Compact Wearable Sensor Tracks Vitamin C Levels Through Sweat — and Could Aid COVID-19 Recovery
UCSD Jacobs' non-invasive vitamin C sensor could provide a personalized way to track daily nutritional intake and dietary adherence.
Researchers at the University of California San Diego have designed a wearable sensor which tracks a person's vitamin C levels by analyzing their sweat — and is looking to expand the technology to track other vitamins, too.
"Wearable sensors have traditionally been focused on their use in tracking physical activity, or for monitoring disease pathologies, like in diabetes," says first author Juliane Sempionatto of her team's work. "This is the first demonstration of using an enzyme-based approach to track changes in the level of a necessary vitamin, and opens a new frontier in the wearable device arena.
"Ultimately, this sort of device would be valuable for supporting behavioural changes around diet and nutrition. A user could track not just vitamin C, but other nutrients — a multivitamin patch, if you will. This is a field that will keep growing fast."
The team targeted vitamin C — ascorbic acid — owing to the body's inability to produce it naturally and its importance for supporting the immune system, collagen production, and the absorption of iron. There was another key reason for its focus as well: Several ongoing trials targeting vitamin C as a potential agent to assist in the recovery from COVID-19 and other diseases causing acute respiratory distress syndrome (ARDS).
The compact wearable takes the form of a flexible circuit on an adhesive patch, designed to stimulate sweating and detect the levels of vitamin C — the latter by putting ascorbate oxidase, an enzyme which generates a current when encountering vitamin C, into the electrodes of the device. In testing with four human subjects, the sensor was able to track vitamin C level changes caused by supplements and fruit juices over a period of two hours.

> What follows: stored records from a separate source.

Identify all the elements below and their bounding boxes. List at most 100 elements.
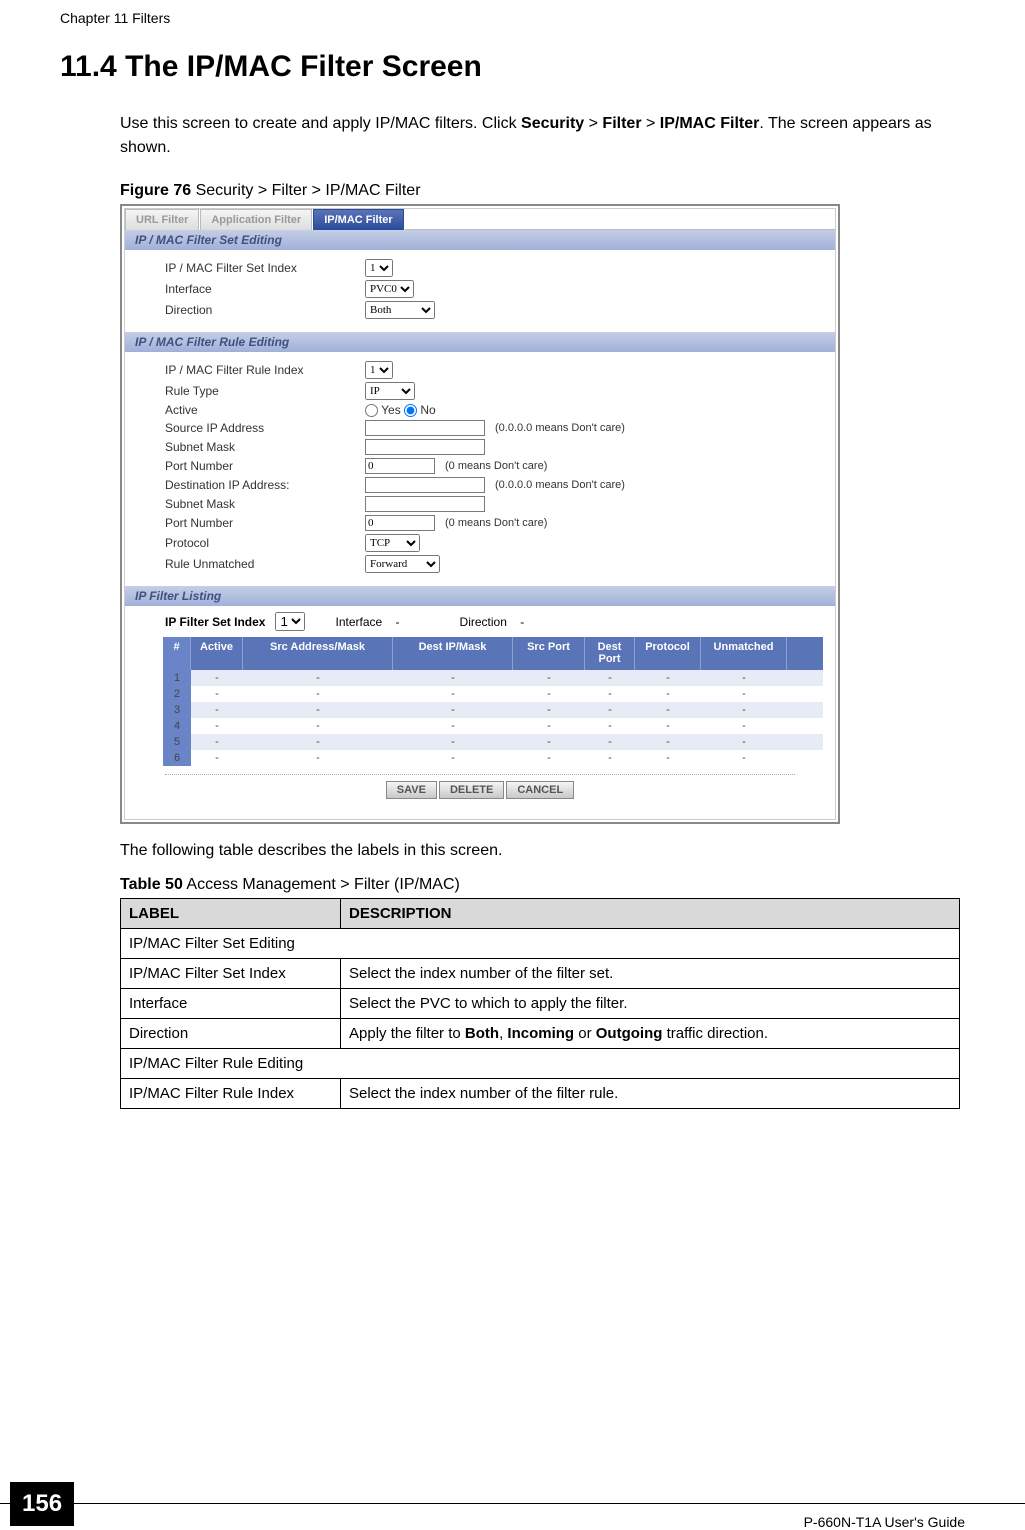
select-rule-index[interactable]: 1 <box>365 361 393 379</box>
row-desc: Select the index number of the filter se… <box>341 959 960 989</box>
cell: - <box>701 718 787 734</box>
cell: - <box>513 702 585 718</box>
label-rule-unmatched: Rule Unmatched <box>165 557 365 571</box>
figure-caption-text: Security > Filter > IP/MAC Filter <box>191 182 420 199</box>
intro-bold-ipmac: IP/MAC Filter <box>660 115 760 132</box>
after-figure-text: The following table describes the labels… <box>120 842 965 860</box>
th-label: LABEL <box>121 899 341 929</box>
row-desc: Select the index number of the filter ru… <box>341 1079 960 1109</box>
cell: - <box>585 734 635 750</box>
input-dest-ip[interactable] <box>365 477 485 493</box>
select-rule-type[interactable]: IP <box>365 382 415 400</box>
label-interface: Interface <box>165 282 365 296</box>
value-listing-direction: - <box>520 615 524 629</box>
chapter-header: Chapter 11 Filters <box>60 10 965 26</box>
cell-num: 1 <box>163 670 191 686</box>
cell-num: 2 <box>163 686 191 702</box>
tab-ipmac-filter[interactable]: IP/MAC Filter <box>313 209 403 230</box>
tab-bar: URL Filter Application Filter IP/MAC Fil… <box>125 209 835 230</box>
select-direction[interactable]: Both <box>365 301 435 319</box>
label-direction: Direction <box>165 303 365 317</box>
cell: - <box>701 734 787 750</box>
tab-url-filter[interactable]: URL Filter <box>125 209 199 230</box>
section-ip-filter-listing: IP Filter Listing <box>125 586 835 606</box>
cell: - <box>243 750 393 766</box>
cell: - <box>243 734 393 750</box>
page-number: 156 <box>10 1482 74 1526</box>
cell: - <box>513 670 585 686</box>
bold: Outgoing <box>596 1025 663 1042</box>
cell: - <box>585 750 635 766</box>
row-desc: Select the PVC to which to apply the fil… <box>341 989 960 1019</box>
hint-dest-ip: (0.0.0.0 means Don't care) <box>495 479 625 491</box>
input-subnet-mask-dst[interactable] <box>365 496 485 512</box>
input-subnet-mask-src[interactable] <box>365 439 485 455</box>
intro-paragraph: Use this screen to create and apply IP/M… <box>120 112 965 160</box>
select-set-index[interactable]: 1 <box>365 259 393 277</box>
bold: Incoming <box>507 1025 574 1042</box>
cell: - <box>585 670 635 686</box>
cell: - <box>191 750 243 766</box>
col-unm: Unmatched <box>701 637 787 669</box>
table-row: 3------- <box>163 702 823 718</box>
label-port-src: Port Number <box>165 459 365 473</box>
cell: - <box>393 718 513 734</box>
select-interface[interactable]: PVC0 <box>365 280 414 298</box>
delete-button[interactable]: DELETE <box>439 781 504 799</box>
cell: - <box>191 670 243 686</box>
select-listing-set-index[interactable]: 1 <box>275 612 305 631</box>
input-port-src[interactable] <box>365 458 435 474</box>
cell: - <box>191 718 243 734</box>
intro-text: Use this screen to create and apply IP/M… <box>120 115 521 132</box>
filter-listing-grid: # Active Src Address/Mask Dest IP/Mask S… <box>163 637 823 766</box>
cell: - <box>393 686 513 702</box>
value-listing-interface: - <box>396 615 400 629</box>
cell: - <box>635 718 701 734</box>
cell: - <box>513 734 585 750</box>
tab-application-filter[interactable]: Application Filter <box>200 209 312 230</box>
radio-active-no[interactable] <box>404 404 417 417</box>
figure-number: Figure 76 <box>120 182 191 199</box>
hint-port-dst: (0 means Don't care) <box>445 517 547 529</box>
label-rule-index: IP / MAC Filter Rule Index <box>165 363 365 377</box>
select-rule-unmatched[interactable]: Forward <box>365 555 440 573</box>
cell: - <box>513 750 585 766</box>
section-set-editing: IP / MAC Filter Set Editing <box>125 230 835 250</box>
bold: Both <box>465 1025 499 1042</box>
intro-sep2: > <box>642 115 660 132</box>
cell: - <box>191 702 243 718</box>
row-label: IP/MAC Filter Set Index <box>121 959 341 989</box>
cell: - <box>513 718 585 734</box>
table-number: Table 50 <box>120 876 183 893</box>
row-label: Direction <box>121 1019 341 1049</box>
description-table: LABEL DESCRIPTION IP/MAC Filter Set Edit… <box>120 898 960 1109</box>
cell: - <box>393 734 513 750</box>
text: or <box>574 1025 596 1042</box>
input-port-dst[interactable] <box>365 515 435 531</box>
input-source-ip[interactable] <box>365 420 485 436</box>
cell-num: 4 <box>163 718 191 734</box>
cell: - <box>701 670 787 686</box>
hint-source-ip: (0.0.0.0 means Don't care) <box>495 422 625 434</box>
cell: - <box>635 750 701 766</box>
label-listing-set-index: IP Filter Set Index <box>165 615 265 629</box>
col-sport: Src Port <box>513 637 585 669</box>
col-num: # <box>163 637 191 669</box>
select-protocol[interactable]: TCP <box>365 534 420 552</box>
row-label: Interface <box>121 989 341 1019</box>
col-proto: Protocol <box>635 637 701 669</box>
cancel-button[interactable]: CANCEL <box>506 781 574 799</box>
radio-active-yes[interactable] <box>365 404 378 417</box>
label-port-dst: Port Number <box>165 516 365 530</box>
cell: - <box>191 734 243 750</box>
label-subnet-mask-src: Subnet Mask <box>165 440 365 454</box>
page-footer: 156 P-660N-T1A User's Guide <box>0 1503 1025 1504</box>
cell: - <box>243 686 393 702</box>
save-button[interactable]: SAVE <box>386 781 437 799</box>
cell: - <box>701 702 787 718</box>
section-rule-editing: IP / MAC Filter Rule Editing <box>125 332 835 352</box>
table-row: 5------- <box>163 734 823 750</box>
cell: - <box>585 702 635 718</box>
label-dest-ip: Destination IP Address: <box>165 478 365 492</box>
cell: - <box>243 718 393 734</box>
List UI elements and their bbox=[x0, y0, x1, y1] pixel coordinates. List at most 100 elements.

"Despite the rapid development of wearable biosensors, the potential of these devices to guide personalized nutrition has not yet been reported," says lab lead Joseph Wang. "I hope that the new epidermal patch will facilitate the use of wearable sensors for non-invasive nutrition status assessments and tracking of nutrient uptake toward detecting and correcting nutritional deficiencies, assessing adherence to vitamin intake, and supporting dietary behaviour change."
The team's work has been published under closed-access terms in the journal ACS Sensors.